His documentary, "Some Kind of Heaven," premiered in 2020 at the Sundance Film Festival and is available to watch on Amazon Prime and YouTube. In making his first feature-length documentary, Oppenheim admits the process totally changed his view about aging. "Before making this movie, I thought of old age as a point of arrival where all of your struggles are in the rearview mirror of your life. These stories showed me that's not entirely true — that even in retirement, people continue to chase their dreams and seek fulfillment and look for love."
The setting, the Villages community of Florida, often called a "Disneyland for Retirees," is one of the fastest-growing cities in the U.S. It caters to roughly 130,000 people 55-plus and has raised eyebrows for its apparent quirky lifestyle where people can amuse themselves nonstop with everything from pickleball to synchronized swimming to street rod golf-carting to cheerleading. The residents seemingly go there to forever live young, in cookie-cutter neighborhoods. That fascinated Oppenheim, who sought to understand why people would want to "bubble" themselves in this manicured world.
Oppenheim challenges the assumptions of this fountain of youth. The story anchors itself on four Villages residents — all complicated people struggling with their own particular life problems. They grapple with loneliness, grief, homelessness and addiction, none of which has anything to do with their age.
Oppenheim grew up in south Florida, and admits he has long been mesmerized by the allure of the retirement communities there. He has created a number of short films profiling older subjects. For such a young filmmaker, he has already covered a lot of ground and feels compelled to present a better understanding of older Americans.
Q: As a young filmmaker, how do you think you can impact the current view of older people as depicted in film?
A: I never tried to look at the folks in the Villages as if they were "old people." I wanted to look at them as just "people." These were people who were just as complicated and filled with contradictions as anybody else. And I think in movies especially, in representations of those who are older, I find that a lot of movies seek to defang them and present their lives as if they have reached a point of arrival. A lot of their problems are in the rearview mirror of their life. To me, [these stories] are fascinating — where age isn't the central point of the story, it's certainly an aspect of it — but these are just people, and the fact that they're older is interesting in a sense that they have had experience, they have navigated this planet for maybe six, seven, eight decades.

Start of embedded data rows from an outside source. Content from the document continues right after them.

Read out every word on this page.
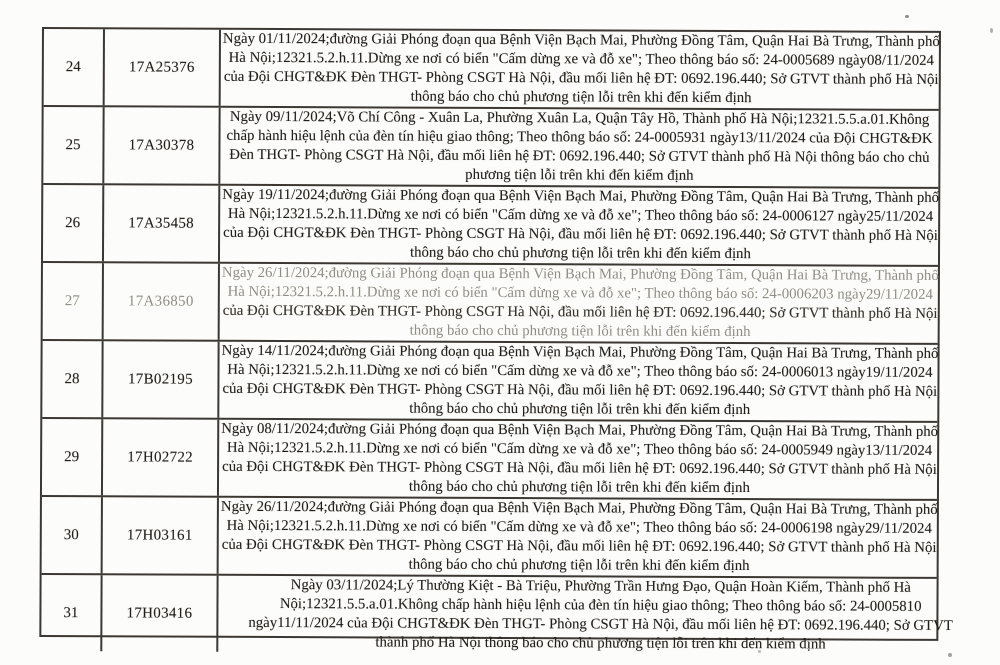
24	17A25376
Ngày 01/11/2024;đường Giải Phóng đoạn qua Bệnh Viện Bạch Mai, Phường Đồng Tâm, Quận Hai Bà Trưng, Thành phố
Hà Nội;12321.5.2.h.11.Dừng xe nơi có biển "Cấm dừng xe và đỗ xe"; Theo thông báo số: 24-0005689 ngày08/11/2024
của Đội CHGT&ĐK Đèn THGT- Phòng CSGT Hà Nội, đầu mối liên hệ ĐT: 0692.196.440; Sở GTVT thành phố Hà Nội
thông báo cho chủ phương tiện lỗi trên khi đến kiểm định
25	17A30378
Ngày 09/11/2024;Võ Chí Công - Xuân La, Phường Xuân La, Quận Tây Hồ, Thành phố Hà Nội;12321.5.5.a.01.Không
chấp hành hiệu lệnh của đèn tín hiệu giao thông; Theo thông báo số: 24-0005931 ngày13/11/2024 của Đội CHGT&ĐK
Đèn THGT- Phòng CSGT Hà Nội, đầu mối liên hệ ĐT: 0692.196.440; Sở GTVT thành phố Hà Nội thông báo cho chủ
phương tiện lỗi trên khi đến kiểm định
26	17A35458
Ngày 19/11/2024;đường Giải Phóng đoạn qua Bệnh Viện Bạch Mai, Phường Đồng Tâm, Quận Hai Bà Trưng, Thành phố
Hà Nội;12321.5.2.h.11.Dừng xe nơi có biển "Cấm dừng xe và đỗ xe"; Theo thông báo số: 24-0006127 ngày25/11/2024
của Đội CHGT&ĐK Đèn THGT- Phòng CSGT Hà Nội, đầu mối liên hệ ĐT: 0692.196.440; Sở GTVT thành phố Hà Nội
thông báo cho chủ phương tiện lỗi trên khi đến kiểm định
27	17A36850
Ngày 26/11/2024;đường Giải Phóng đoạn qua Bệnh Viện Bạch Mai, Phường Đồng Tâm, Quận Hai Bà Trưng, Thành phố
Hà Nội;12321.5.2.h.11.Dừng xe nơi có biển "Cấm dừng xe và đỗ xe"; Theo thông báo số: 24-0006203 ngày29/11/2024
của Đội CHGT&ĐK Đèn THGT- Phòng CSGT Hà Nội, đầu mối liên hệ ĐT: 0692.196.440; Sở GTVT thành phố Hà Nội
thông báo cho chủ phương tiện lỗi trên khi đến kiểm định
28	17B02195
Ngày 14/11/2024;đường Giải Phóng đoạn qua Bệnh Viện Bạch Mai, Phường Đồng Tâm, Quận Hai Bà Trưng, Thành phố
Hà Nội;12321.5.2.h.11.Dừng xe nơi có biển "Cấm dừng xe và đỗ xe"; Theo thông báo số: 24-0006013 ngày19/11/2024
của Đội CHGT&ĐK Đèn THGT- Phòng CSGT Hà Nội, đầu mối liên hệ ĐT: 0692.196.440; Sở GTVT thành phố Hà Nội
thông báo cho chủ phương tiện lỗi trên khi đến kiểm định
29	17H02722
Ngày 08/11/2024;đường Giải Phóng đoạn qua Bệnh Viện Bạch Mai, Phường Đồng Tâm, Quận Hai Bà Trưng, Thành phố
Hà Nội;12321.5.2.h.11.Dừng xe nơi có biển "Cấm dừng xe và đỗ xe"; Theo thông báo số: 24-0005949 ngày13/11/2024
của Đội CHGT&ĐK Đèn THGT- Phòng CSGT Hà Nội, đầu mối liên hệ ĐT: 0692.196.440; Sở GTVT thành phố Hà Nội
thông báo cho chủ phương tiện lỗi trên khi đến kiểm định
30	17H03161
Ngày 26/11/2024;đường Giải Phóng đoạn qua Bệnh Viện Bạch Mai, Phường Đồng Tâm, Quận Hai Bà Trưng, Thành phố
Hà Nội;12321.5.2.h.11.Dừng xe nơi có biển "Cấm dừng xe và đỗ xe"; Theo thông báo số: 24-0006198 ngày29/11/2024
của Đội CHGT&ĐK Đèn THGT- Phòng CSGT Hà Nội, đầu mối liên hệ ĐT: 0692.196.440; Sở GTVT thành phố Hà Nội
thông báo cho chủ phương tiện lỗi trên khi đến kiểm định
31	17H03416
Ngày 03/11/2024;Lý Thường Kiệt - Bà Triệu, Phường Trần Hưng Đạo, Quận Hoàn Kiếm, Thành phố Hà
Nội;12321.5.5.a.01.Không chấp hành hiệu lệnh của đèn tín hiệu giao thông; Theo thông báo số: 24-0005810
ngày11/11/2024 của Đội CHGT&ĐK Đèn THGT- Phòng CSGT Hà Nội, đầu mối liên hệ ĐT: 0692.196.440; Sở GTVT
thành phố Hà Nội thông báo cho chủ phương tiện lỗi trên khi đến kiểm định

In "Some Kind of Heaven," it's the Peter Pan Effect. You have people returning back to their youth, but yet a lot of the problems of their youth are still plaguing them and haven't necessarily gone away. These are stories I continue to be interested in: the ways in which we choose to think about ourselves, the ways in which we choose to want to remember ourselves, and rewrite the things in our pasts that feel painful.